In 2007, there was a discussion about adding a student activities fee for students. According to Student Activities Director Cecily Crow, at the time about 90% of other schools across the country had a student activities fee. A student activities fee allows more events to be planned for students, and for events to be more extravagant. That year, SGA allowed students to vote on a student activities fee, and the students voted yes. With the help of this fee, the Casino Night that students know today is possible, and DJs can be hired for] student dances, Gordon said.
“It’s such a difference now as far as what we can provide for students,” Gordon said.

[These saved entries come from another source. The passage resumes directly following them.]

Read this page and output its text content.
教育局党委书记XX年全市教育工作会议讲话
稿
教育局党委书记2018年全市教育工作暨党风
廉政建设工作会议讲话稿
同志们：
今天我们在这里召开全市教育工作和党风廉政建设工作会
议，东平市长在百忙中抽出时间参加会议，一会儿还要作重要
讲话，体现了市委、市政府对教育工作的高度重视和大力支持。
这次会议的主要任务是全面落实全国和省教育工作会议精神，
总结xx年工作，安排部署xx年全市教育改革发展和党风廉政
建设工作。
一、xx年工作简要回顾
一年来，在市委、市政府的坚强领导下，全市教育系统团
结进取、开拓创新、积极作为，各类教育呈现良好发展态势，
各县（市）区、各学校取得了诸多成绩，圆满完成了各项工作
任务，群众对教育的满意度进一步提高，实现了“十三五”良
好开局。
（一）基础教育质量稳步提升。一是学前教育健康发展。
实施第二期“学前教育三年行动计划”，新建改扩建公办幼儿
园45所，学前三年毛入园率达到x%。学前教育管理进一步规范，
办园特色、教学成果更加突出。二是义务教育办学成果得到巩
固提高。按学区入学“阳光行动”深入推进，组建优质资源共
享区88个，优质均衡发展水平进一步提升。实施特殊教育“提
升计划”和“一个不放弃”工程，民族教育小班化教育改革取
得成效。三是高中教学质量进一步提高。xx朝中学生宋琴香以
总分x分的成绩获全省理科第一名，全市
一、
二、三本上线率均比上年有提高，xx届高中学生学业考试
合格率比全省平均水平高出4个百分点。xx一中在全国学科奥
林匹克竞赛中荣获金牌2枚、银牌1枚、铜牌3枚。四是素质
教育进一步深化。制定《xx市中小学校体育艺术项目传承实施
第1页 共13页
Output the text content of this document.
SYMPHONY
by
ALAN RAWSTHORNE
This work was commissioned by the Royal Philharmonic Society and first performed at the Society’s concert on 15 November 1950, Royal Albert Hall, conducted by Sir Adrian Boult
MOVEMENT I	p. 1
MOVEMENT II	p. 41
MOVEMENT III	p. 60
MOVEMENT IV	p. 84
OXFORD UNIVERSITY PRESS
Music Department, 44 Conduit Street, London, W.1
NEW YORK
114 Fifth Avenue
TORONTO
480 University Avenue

Some KCAB events are timeless and date back to the beginning, such as Casino Night, Koffee Houses and Talent Shows according to Crow. As student interests have changed over the years, so have the distinct types of events KCAB has offered. Crow accounts that there used to be a Hermann 500 where students would race tricycles around the traffic circle, and there was a lip sync battle event known as Airband. However, one of the most infamous events of the past was the Mud Wrestling event.
Mud Wrestling was one of KCAB’s most popular events for a long time, Massey said. The event began in the early 1980s after a student asked President Gloria Shatto if KCAB could host the event, and she signed off on the event, Massey recalled. The first Mud Wrestling event began with a whopping 2,000 guests, helicopters from Atlanta television stations circled above to broadcast the event and fire trucks hosed off contestants after they wrestled. The mud used for the event was essentially pottery clay, according to Massey. However, as the years went by, interest in the event died down, which happened to many of the previous events. Also, it became increasingly difficult to find clean mud, according to Gordon.
Even though events have changed through the years due to student interest, since the beginning KCAB has been an integral part of the Berry community. Gordon suggests that KCAB provides a weekly outlet for students to hang out and create community bonds without having to leave campus. While Massey believes KCAB builds community, he also sees how KCAB is a bridge between curricular and co-curricular activities as well as a bridge between students, staff and faculty. Current KCAB President Jasmine Little views KCAB events as opportunities for students to get out there and experience all that Berry has to offer.
“It’s just an opportunity for students to get out there and get involved, meet people and really just feel like they’re part of the Berry community,” Little said.
50 years is a long time for any organization to survive and it is almost unheard of. Currently, KCAB’s length of existence on Berry’s campus is greater than that of Berry’s founder Martha Berry. Massey credits KCAB’s long-lasting legacy to the board’s flexibility toward students’ perceptions of events.
“You love to see things stay the same but also, you know that things change and people’s interest change,” Massey said. “I am delighted that KCAB is still in the center of things, in terms of providing the services for Berry students.”
The KCAB 50th anniversary reunion will be a great way for past and present board members to make connections across generations, Gordon said. Each KCAB member has had similar experiences and memories, and the reunion is a chance to relive what members had while they were at Berry, Gordon mentioned. Also, according to Massey, KCAB members are located across the globe, and it is important that current KCAB members understand the legacy that they are upholding for not only past members but for future members as well.